EDITORI PURI Contribuisce anche la penuria di editori puri nel panorama italiano, quella figura tipicamente anglosassone che esercita in modo esclusivo l’attività di editore, non legata quindi a gruppi finanziari con interessi in altri settori dell’economia. Con l’eccezione pur rilevante di Urbano Cairo, in gran parte si tratta di soggetti che controllano mezzi di informazione con l’obiettivo di servirsene per indirizzare l’opinione pubblica. Perché possiamo scriverlo? Perché nel nostro Piccolo un editore puro, da eccezione cremonese, noi ce l’abbiamo.
DIRITTO D’AUTORE Spesso sul web vengono riprodotti articoli senza riconoscere a testate e giornalisti il giusto corrispettivo. La direttiva sul diritto d’autore è stata approvata dal Parlamento Europeo un anno fa, e afferma che le grandi piattaforme del web devono riconoscere un compenso per ogni articolo che riproducono. I paesi membri hanno tempo fino alla primavera del 2021 per approvare una legge che si conformi alla direttiva, e la Fieg ha chiesto al governo di provvedere. Il Movimento 5 Stelle però è da sempre contrario.

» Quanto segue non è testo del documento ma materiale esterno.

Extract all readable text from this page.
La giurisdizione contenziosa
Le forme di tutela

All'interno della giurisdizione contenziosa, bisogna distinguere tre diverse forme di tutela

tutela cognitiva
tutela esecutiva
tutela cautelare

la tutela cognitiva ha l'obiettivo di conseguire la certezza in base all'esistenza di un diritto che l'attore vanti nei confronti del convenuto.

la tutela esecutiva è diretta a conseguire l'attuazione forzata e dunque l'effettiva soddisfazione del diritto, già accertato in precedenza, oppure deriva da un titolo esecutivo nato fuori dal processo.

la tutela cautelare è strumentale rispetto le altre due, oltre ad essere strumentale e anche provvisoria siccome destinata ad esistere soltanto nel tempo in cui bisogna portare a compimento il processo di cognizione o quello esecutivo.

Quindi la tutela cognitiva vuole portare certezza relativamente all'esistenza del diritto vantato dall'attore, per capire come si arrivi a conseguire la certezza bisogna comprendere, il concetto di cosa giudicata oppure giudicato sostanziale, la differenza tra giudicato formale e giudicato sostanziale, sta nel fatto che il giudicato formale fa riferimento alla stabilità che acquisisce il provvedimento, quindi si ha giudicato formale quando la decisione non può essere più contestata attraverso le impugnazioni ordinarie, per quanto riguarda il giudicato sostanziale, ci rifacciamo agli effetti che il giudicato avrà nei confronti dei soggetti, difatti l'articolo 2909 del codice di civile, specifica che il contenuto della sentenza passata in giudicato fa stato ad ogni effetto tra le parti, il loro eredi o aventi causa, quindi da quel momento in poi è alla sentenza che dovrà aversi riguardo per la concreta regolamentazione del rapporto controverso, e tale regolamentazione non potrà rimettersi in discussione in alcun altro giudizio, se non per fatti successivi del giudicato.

PIRATERIA Se il diritto d’autore è la riproduzione dei contenuti, la pirateria consente di riprodurre l’intero giornale, consentendo che possa essere scaricato in versione pdf. Al momento si stima una perdita per gli editori italiani di 250 milioni l’anno. I più colpiti sono ovviamente i quotidiani più diffusi: quelli locali (come la Provincia di Cremona) per il momento sono meno toccati dal fenomeno in quanto molto meno replicati. Dopo le tante proteste degli editori, qualche procura si è attivata, costringendo ad esempio la piattaforma social Telegram (che ha sede a Dubai) a disattivare una serie di canali che consentivano agli utenti di scaricare in pochi secondi un quotidiano. Per evitare che i gestori di questi canali “cancellati” possano spostare i contenuti illegali in altri canali è attiva una rete di osservatori che cancellano immediatamente i nuovi contenuti. Il problema è: fino a quando garantire la loro presenza? In settimana è arrivata la notizia dei primi due indagati, dalla procura di Bari: due hacker che gestivano alcuni di questi canali. In ogni caso sembra una battaglia persa in partenza: sul web non è difficile riuscire a scaricare contenuti di questo genere, non solo quotidiani ma anche settimanali, mensili e spesso libri: vengono oscurati ma subito riaperti con un url diverso. La guerra ai “pirati” assomiglia a quella condotta anni fa contro chi metteva in rete la musica piratata. Come riuscire ad evitare che la gente si possa scambiare materiale, che sia esso fisico, cartaceo, oppure digitale, con i mezzi a disposizione? Sarà piuttosto il mercato, quindi il lavoro di giornalista, che dovrà giocoforza modificarsi, così come è avvenuto per quello musicale. Non sarà un percorso semplice.
AUTOREVOLEZZA La stampa dunque è in gravissima crisi. A rimetterci, oltre a chi esercita la professione di giornalista, è l’autorevolezza delle fonti, garanzia per il lettore. Il fenomeno delle fake news è ben noto, e pure la politica è accusata di approfittare della facilità di comunicare con i nuovi mezzi non filtrati dalla professionalità del professionista. Non pochi politici vedono anzi nel giornalista un impiccio: molto meglio parlare direttamente agli elettori senza rispondere a domande scomode, e magari sentirsi dire che si stanno raccontando balle. Sarà anche vero quel che disse Mark Twain: “Il giornalista è colui che distingue il vero dal falso… e pubblica il falso”. Ma almeno lo sceglie lui. Con professionalità.